XII. Justice rigoureuse du roi de Siam.

Or de pareils artifices sont toujours fort périlleux ; on ne blesse en rien impunément le roi de Siam d'aujourd'hui. Sévère jusqu'à l'extrême rigueur, il fait mourir sans formalité de justice qui il lui plaît, et par la main de qui il lui plaît, et en sa présence, et quelquefois l'accusateur avec le coupable, l'innocent avec le calomniateur, car lorsque les preuves demeurent douteuses, il expose, comme je l'ai dit, les deux parties aux tigres.

XIII. Comment il insulte aux cadavres. Thomiris insulta de même à la tête de Cyrus.

Après l'exécution, il insulte au corps mort par quelques paroles qui sont une leçon aux vivants, comme par exemple, après avoir fait avaler de l'argent fondu à celui qui avait volé dans son magasin, il dit au cadavre : Misérable, tu m'as volé dix livres d'argent, et il n'en fallait que trois onces pour t'ôter la vie. Puis il se plaint de ce qu'on ne l'a pas retenu dans sa colère, soit qu'en effet il se repente quelquefois de ses cruautés précipitées, soit qu'il veuille faire croire qu'il n'est cruel que dans le premier emportement.

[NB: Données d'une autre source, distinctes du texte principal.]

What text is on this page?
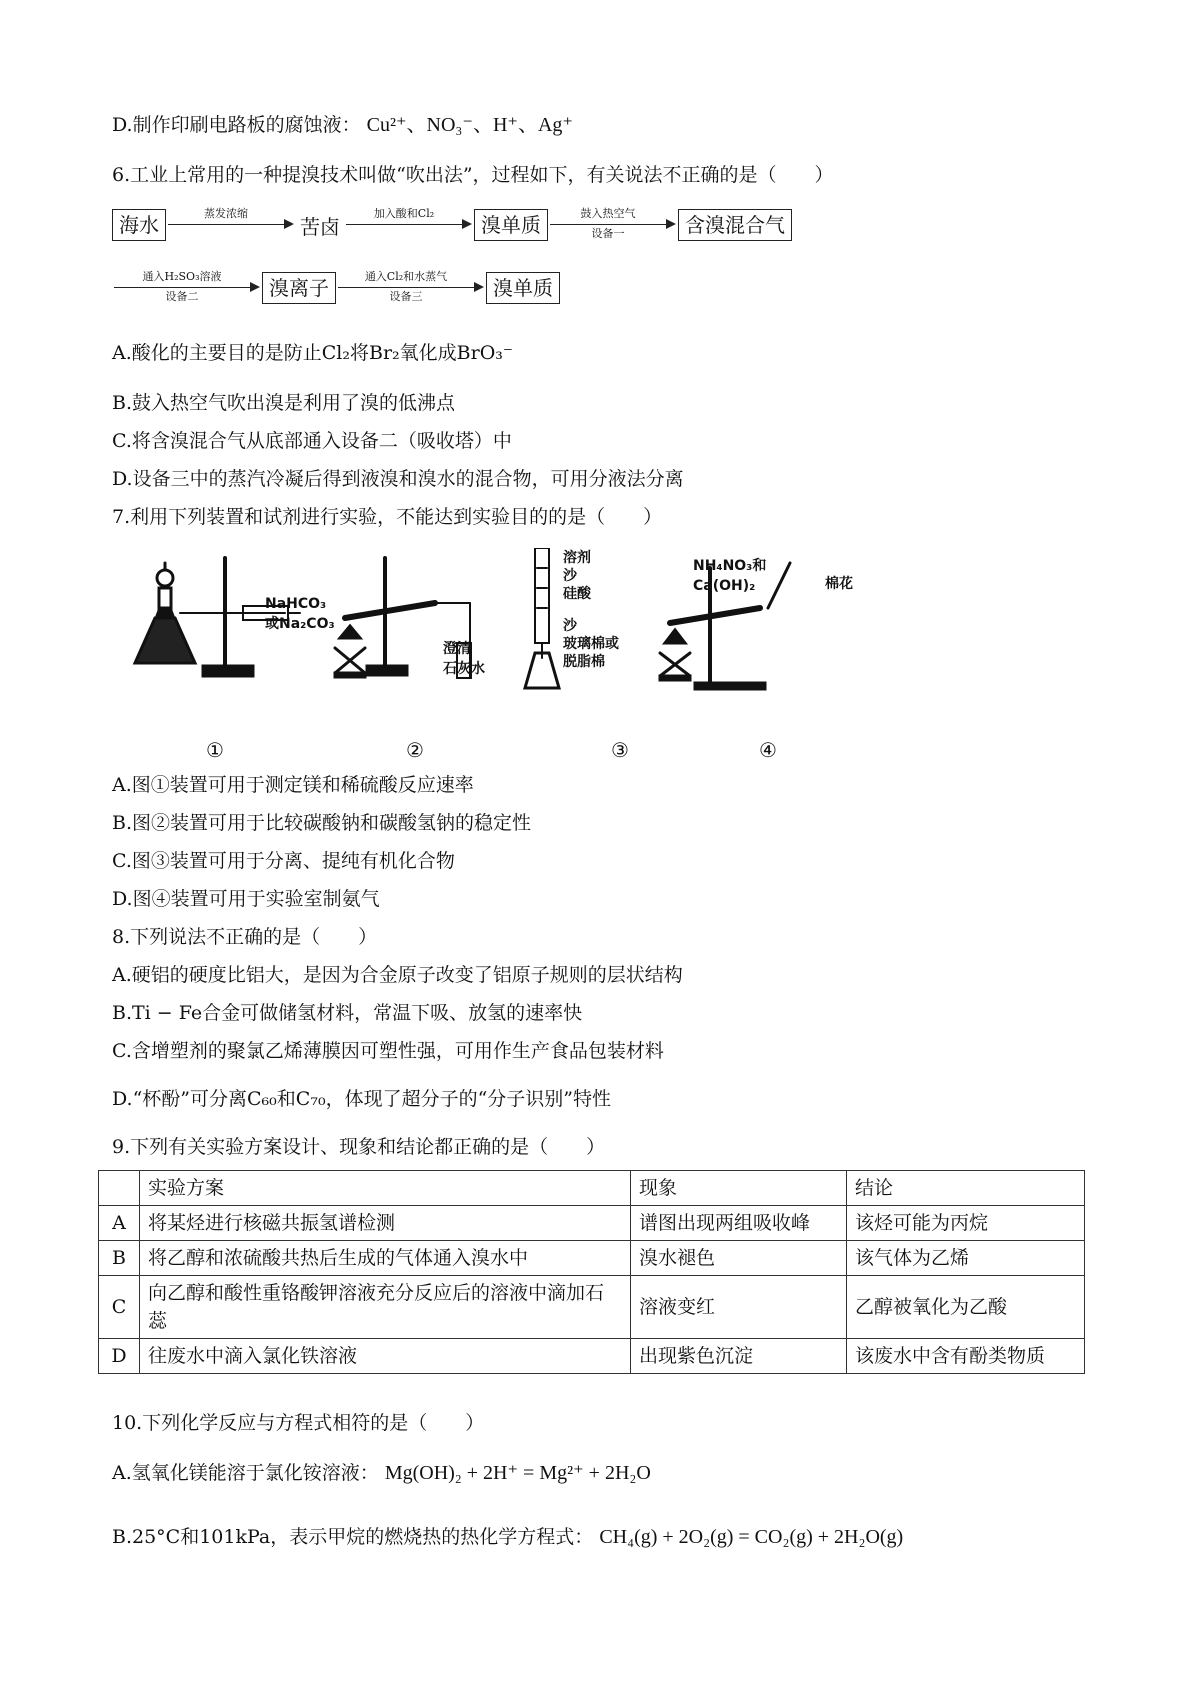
D.制作印刷电路板的腐蚀液： Cu²⁺、NO₃⁻、H⁺、Ag⁺
6.工业上常用的一种提溴技术叫做“吹出法”，过程如下，有关说法不正确的是（　　）
海水	蒸发浓缩
苦卤
加入酸和Cl₂	溴单质	鼓入热空气
设备一	含溴混合气
通入H₂SO₃溶液
设备二	溴离子	通入Cl₂和水蒸气
设备三	溴单质
A.酸化的主要目的是防止Cl₂将Br₂氧化成BrO₃⁻
B.鼓入热空气吹出溴是利用了溴的低沸点
C.将含溴混合气从底部通入设备二（吸收塔）中
D.设备三中的蒸汽冷凝后得到液溴和溴水的混合物，可用分液法分离
7.利用下列装置和试剂进行实验，不能达到实验目的的是（　　）
NaHCO₃
或Na₂CO₃
澄清
石灰水
溶剂
沙
硅酸
沙
玻璃棉或
脱脂棉
NH₄NO₃和
Ca(OH)₂	棉花
①	②	③	④
A.图①装置可用于测定镁和稀硫酸反应速率
B.图②装置可用于比较碳酸钠和碳酸氢钠的稳定性
C.图③装置可用于分离、提纯有机化合物
D.图④装置可用于实验室制氨气
8.下列说法不正确的是（　　）
A.硬铝的硬度比铝大，是因为合金原子改变了铝原子规则的层状结构
B.Ti − Fe合金可做储氢材料，常温下吸、放氢的速率快
C.含增塑剂的聚氯乙烯薄膜因可塑性强，可用作生产食品包装材料
D.“杯酚”可分离C₆₀和C₇₀，体现了超分子的“分子识别”特性
9.下列有关实验方案设计、现象和结论都正确的是（　　）
	实验方案	现象	结论
A	将某烃进行核磁共振氢谱检测	谱图出现两组吸收峰	该烃可能为丙烷
B	将乙醇和浓硫酸共热后生成的气体通入溴水中	溴水褪色	该气体为乙烯
C	向乙醇和酸性重铬酸钾溶液充分反应后的溶液中滴加石蕊	溶液变红	乙醇被氧化为乙酸
D	往废水中滴入氯化铁溶液	出现紫色沉淀	该废水中含有酚类物质
10.下列化学反应与方程式相符的是（　　）
A.氢氧化镁能溶于氯化铵溶液： Mg(OH)₂ + 2H⁺ = Mg²⁺ + 2H₂O
B.25°C和101kPa，表示甲烷的燃烧热的热化学方程式： CH₄(g) + 2O₂(g) = CO₂(g) + 2H₂O(g)
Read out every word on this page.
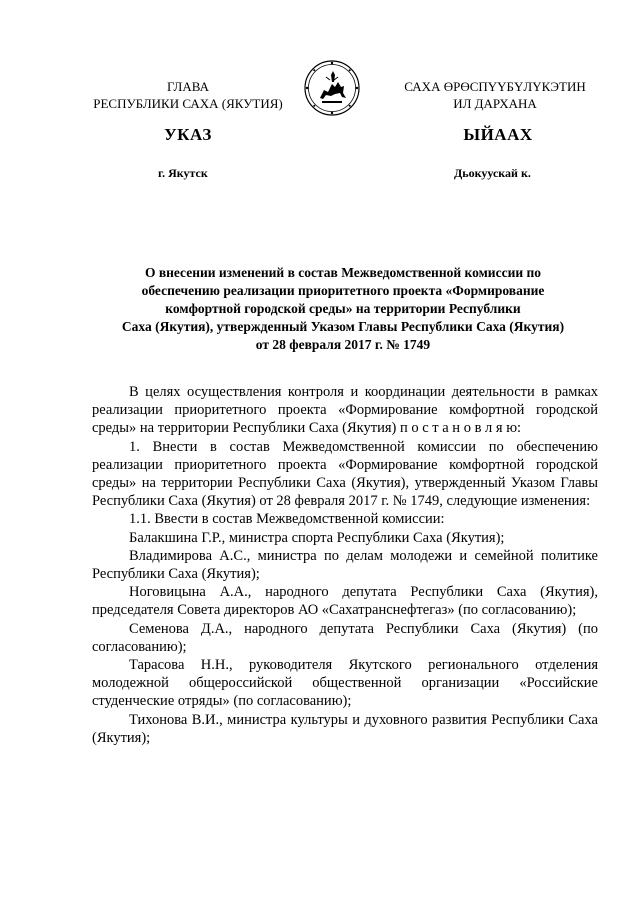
ГЛАВА
РЕСПУБЛИКИ САХА (ЯКУТИЯ)
САХА ӨРӨСПҮҮБҮЛҮКЭТИН
ИЛ ДАРХАНА
УКАЗ	ЫЙААХ
г. Якутск	Дьокуускай к.
О внесении изменений в состав Межведомственной комиссии по
обеспечению реализации приоритетного проекта «Формирование
комфортной городской среды» на территории Республики
Саха (Якутия), утвержденный Указом Главы Республики Саха (Якутия)
от 28 февраля 2017 г. № 1749

В целях осуществления контроля и координации деятельности в рамках реализации приоритетного проекта «Формирование комфортной городской среды» на территории Республики Саха (Якутия) п о с т а н о в л я ю:

1. Внести в состав Межведомственной комиссии по обеспечению реализации приоритетного проекта «Формирование комфортной городской среды» на территории Республики Саха (Якутия), утвержденный Указом Главы Республики Саха (Якутия) от 28 февраля 2017 г. № 1749, следующие изменения:

1.1. Ввести в состав Межведомственной комиссии:

Балакшина Г.Р., министра спорта Республики Саха (Якутия);

Владимирова А.С., министра по делам молодежи и семейной политике Республики Саха (Якутия);

Ноговицына А.А., народного депутата Республики Саха (Якутия), председателя Совета директоров АО «Сахатранснефтегаз» (по согласованию);

Семенова Д.А., народного депутата Республики Саха (Якутия) (по согласованию);

Тарасова Н.Н., руководителя Якутского регионального отделения молодежной общероссийской общественной организации «Российские студенческие отряды» (по согласованию);

Тихонова В.И., министра культуры и духовного развития Республики Саха (Якутия);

XIV. Divers supplices à la cour de Siam.

Quelquefois, il expose un coupable à un taureau qu'on irrite, et on arme le coupable d'un bâton creux, et par conséquent propre à faire peur, mais non à blesser, avec quoi il se défend quelque temps. D'autres fois, il le donnera aux éléphants, tantôt pour être foulé aux pieds et tué, tantôt pour être ballotté sans être tué, car on assure que les éléphants sont dociles jusqu'à ce point et que s'il ne faut que ballotter un homme, ils se le jettent l'un à l'autre et le reçoivent sur la trompe et sur les dents sans le laisser tomber à terre. Je ne l'ai pas vu, mais je n'en ai pu douter de la manière dont on me l'a assuré.

XV. Les châtiments y ont du rapport aux crimes.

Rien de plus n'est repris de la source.